Top 4 Match – Shaun Murphy – M Manectric EX/Suicune/Seismitoad EX – 8-2
This match was very long and very grueling… for Shaun more than me. In both games I established a dominating lock with some quick Head Ringers and a Quaking Punch. After a two long games of attrition involving a lot of Crushing Hammers, Hypnotoxic Lasers, Rough Seas usage, Stadium Countering and Lysandre’s Trump Card, I managed to come out on top, with Shaun only being able to attack once for any significant damage. Shaun had to reach for an Energy to stay in the game on a few occasions but was unable to find one.
Top 2 Match – Andrew Tanadius – Seismitoad EX/Shaymin EX/Techs
I couldn’t believe it. I had made it. I said leading up to the weeks multiple times that I wanted to achieve top 2 and I did it. I was very proud of myself and would not be disappointed in the outcome either way. One the one hand, if I won this, I would be the first person in Masters to win two National Championships. On the other, this is my 4th time being in the finals for the Masters division, which is a record no other Australian player has achieved.
Andrew and I began our match and he opened with a lone Keldeo EX. On my opening turn I attached a Muscle Band to my Seismitoad EX, a Head Ringer to his Keldeo EX then played down Virbank City Gym then passed. He was unable to find a way to retreat his Keldeo EX after placing down some basics and I was able to take advantage of that – Double Colorless Energy and Hypnotoxic Laser sealed Keldeo’s fate and put me ahead for the rest of the game. Despite going back and forth I was way too far ahead and took the win. Game two and three were much less successful. With a lack of basics in two and Double Colorless Energy in three, I was unable to establish any board position so he was able to take the match and become the 2015 National Champion.
After a successful season, I am on 655 Championship Points. As I had mentioned earlier, I am very proud of my performance, this being my best season since 2008 and managing to sustain an Australian record in terms of National finishes in the Masters Division. This hopefully locks me into the top 8 for Asia Pacific on Championship Points but that relies on the remaining four Nationals in Asia Pacific – New Zealand, Singapore, Indonesia and Malaysia. Keep an eye out as once the top 8 is confirmed, Pokémon Australia will deliver the exciting news!
I hope you enjoyed reading my report, and hope that you will follow my journey this season as I continue onto the World Championships in Boston this August.
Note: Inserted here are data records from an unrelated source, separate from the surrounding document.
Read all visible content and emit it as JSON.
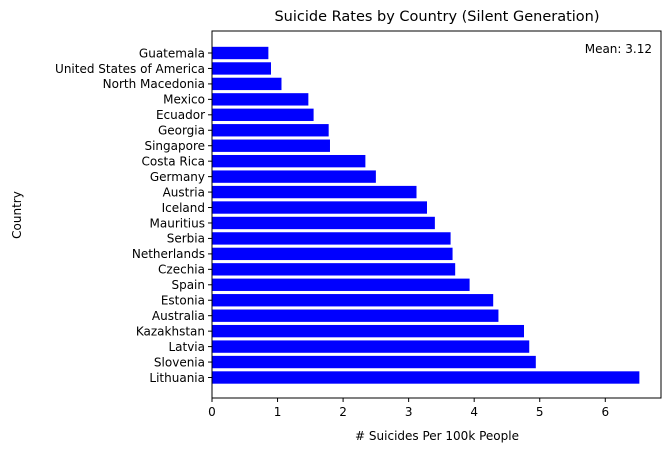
{
  "chart_data": {
    "type": "bar",
    "orientation": "horizontal",
    "title": "Suicide Rates by Country (Silent Generation)",
    "xlabel": "# Suicides Per 100k People",
    "ylabel": "Country",
    "annotation": "Mean: 3.12",
    "annotation_position": "top-right",
    "xlim": [
      0,
      6.85
    ],
    "xticks": [
      0,
      1,
      2,
      3,
      4,
      5,
      6
    ],
    "grid": false,
    "bar_color": "#0000ff",
    "categories": [
      "Lithuania",
      "Slovenia",
      "Latvia",
      "Kazakhstan",
      "Australia",
      "Estonia",
      "Spain",
      "Czechia",
      "Netherlands",
      "Serbia",
      "Mauritius",
      "Iceland",
      "Austria",
      "Germany",
      "Costa Rica",
      "Singapore",
      "Georgia",
      "Ecuador",
      "Mexico",
      "North Macedonia",
      "United States of America",
      "Guatemala"
    ],
    "values": [
      6.52,
      4.94,
      4.84,
      4.76,
      4.37,
      4.29,
      3.93,
      3.71,
      3.67,
      3.64,
      3.4,
      3.28,
      3.12,
      2.5,
      2.34,
      1.8,
      1.78,
      1.55,
      1.47,
      1.06,
      0.9,
      0.86
    ]
  }
}
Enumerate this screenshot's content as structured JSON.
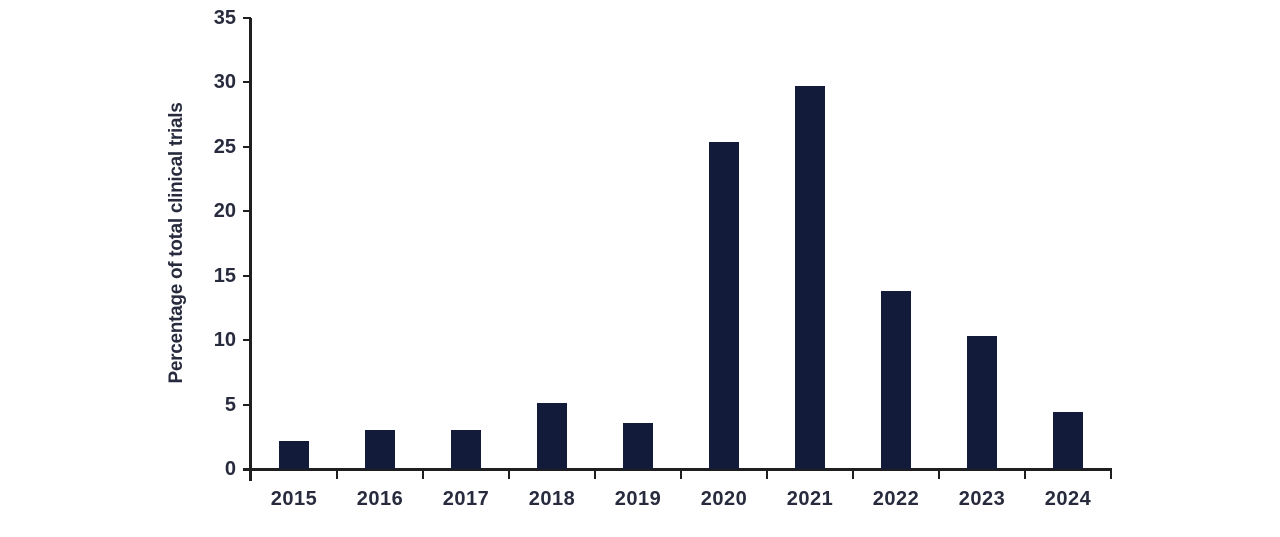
{
  "chart_data": {
    "type": "bar",
    "title": "",
    "categories": [
      "2015",
      "2016",
      "2017",
      "2018",
      "2019",
      "2020",
      "2021",
      "2022",
      "2023",
      "2024"
    ],
    "values": [
      2.2,
      3.0,
      3.0,
      5.1,
      3.6,
      25.4,
      29.7,
      13.8,
      10.3,
      4.4
    ],
    "xlabel": "",
    "ylabel": "Percentage of total clinical trials",
    "ylim": [
      0,
      35
    ],
    "yticks": [
      0,
      5,
      10,
      15,
      20,
      25,
      30,
      35
    ],
    "grid": false,
    "legend": false,
    "bar_color": "#121b3a",
    "axis_color": "#1f1f1f",
    "label_color": "#272b3d",
    "background": "#ffffff"
  }
}
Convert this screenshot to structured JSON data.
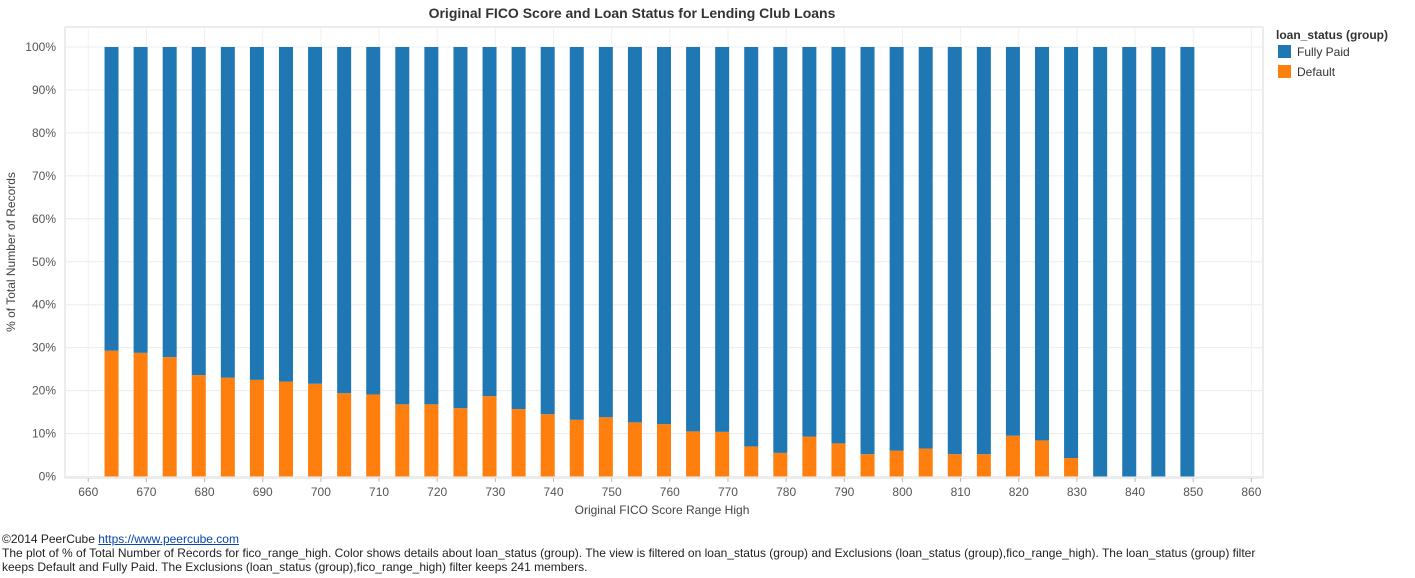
{
  "chart_data": {
    "type": "bar",
    "stacked": true,
    "normalized_percent": true,
    "title": "Original FICO Score and Loan Status for Lending Club Loans",
    "xlabel": "Original FICO Score Range High",
    "ylabel": "% of Total Number of Records",
    "x_ticks": [
      660,
      670,
      680,
      690,
      700,
      710,
      720,
      730,
      740,
      750,
      760,
      770,
      780,
      790,
      800,
      810,
      820,
      830,
      840,
      850,
      860
    ],
    "y_ticks": [
      "0%",
      "10%",
      "20%",
      "30%",
      "40%",
      "50%",
      "60%",
      "70%",
      "80%",
      "90%",
      "100%"
    ],
    "xlim": [
      656,
      862
    ],
    "ylim": [
      0,
      100
    ],
    "grid": true,
    "legend_position": "top-right",
    "legend_title": "loan_status (group)",
    "x": [
      664,
      669,
      674,
      679,
      684,
      689,
      694,
      699,
      704,
      709,
      714,
      719,
      724,
      729,
      734,
      739,
      744,
      749,
      754,
      759,
      764,
      769,
      774,
      779,
      784,
      789,
      794,
      799,
      804,
      809,
      814,
      819,
      824,
      829,
      834,
      839,
      844,
      849
    ],
    "series": [
      {
        "name": "Default",
        "color": "#ff7f0e",
        "values": [
          29.3,
          28.8,
          27.8,
          23.6,
          23.0,
          22.5,
          22.1,
          21.6,
          19.4,
          19.1,
          16.8,
          16.8,
          15.9,
          18.7,
          15.7,
          14.5,
          13.2,
          13.8,
          12.6,
          12.2,
          10.5,
          10.4,
          7.0,
          5.5,
          9.3,
          7.7,
          5.2,
          6.0,
          6.5,
          5.2,
          5.2,
          9.5,
          8.4,
          4.3,
          0,
          0,
          0,
          0
        ]
      },
      {
        "name": "Fully Paid",
        "color": "#1f77b4",
        "values": [
          70.7,
          71.2,
          72.2,
          76.4,
          77.0,
          77.5,
          77.9,
          78.4,
          80.6,
          80.9,
          83.2,
          83.2,
          84.1,
          81.3,
          84.3,
          85.5,
          86.8,
          86.2,
          87.4,
          87.8,
          89.5,
          89.6,
          93.0,
          94.5,
          90.7,
          92.3,
          94.8,
          94.0,
          93.5,
          94.8,
          94.8,
          90.5,
          91.6,
          95.7,
          100,
          100,
          100,
          100
        ]
      }
    ]
  },
  "legend": {
    "title": "loan_status (group)",
    "items": [
      {
        "label": "Fully Paid",
        "color": "#1f77b4"
      },
      {
        "label": "Default",
        "color": "#ff7f0e"
      }
    ]
  },
  "footer": {
    "copyright": "©2014 PeerCube ",
    "link_text": "https://www.peercube.com",
    "description": "The plot of % of Total Number of Records for fico_range_high.  Color shows details about loan_status (group). The view is filtered on loan_status (group) and Exclusions (loan_status (group),fico_range_high). The loan_status (group) filter keeps Default and Fully Paid. The Exclusions (loan_status (group),fico_range_high) filter keeps 241 members."
  }
}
I will be attending regardless of making top 8 in Asia Pacific as I have already qualified for day one of the event. If you’re at attending an event or a league don’t be afraid to say hi! I’ll be playing at Good Games Melbourne a lot during the upcoming weeks during their league on Sundays to get some casual games in, and keep my mind sharp for the slight format change once Lysandre’s Trump Card is banned on the 15th of June.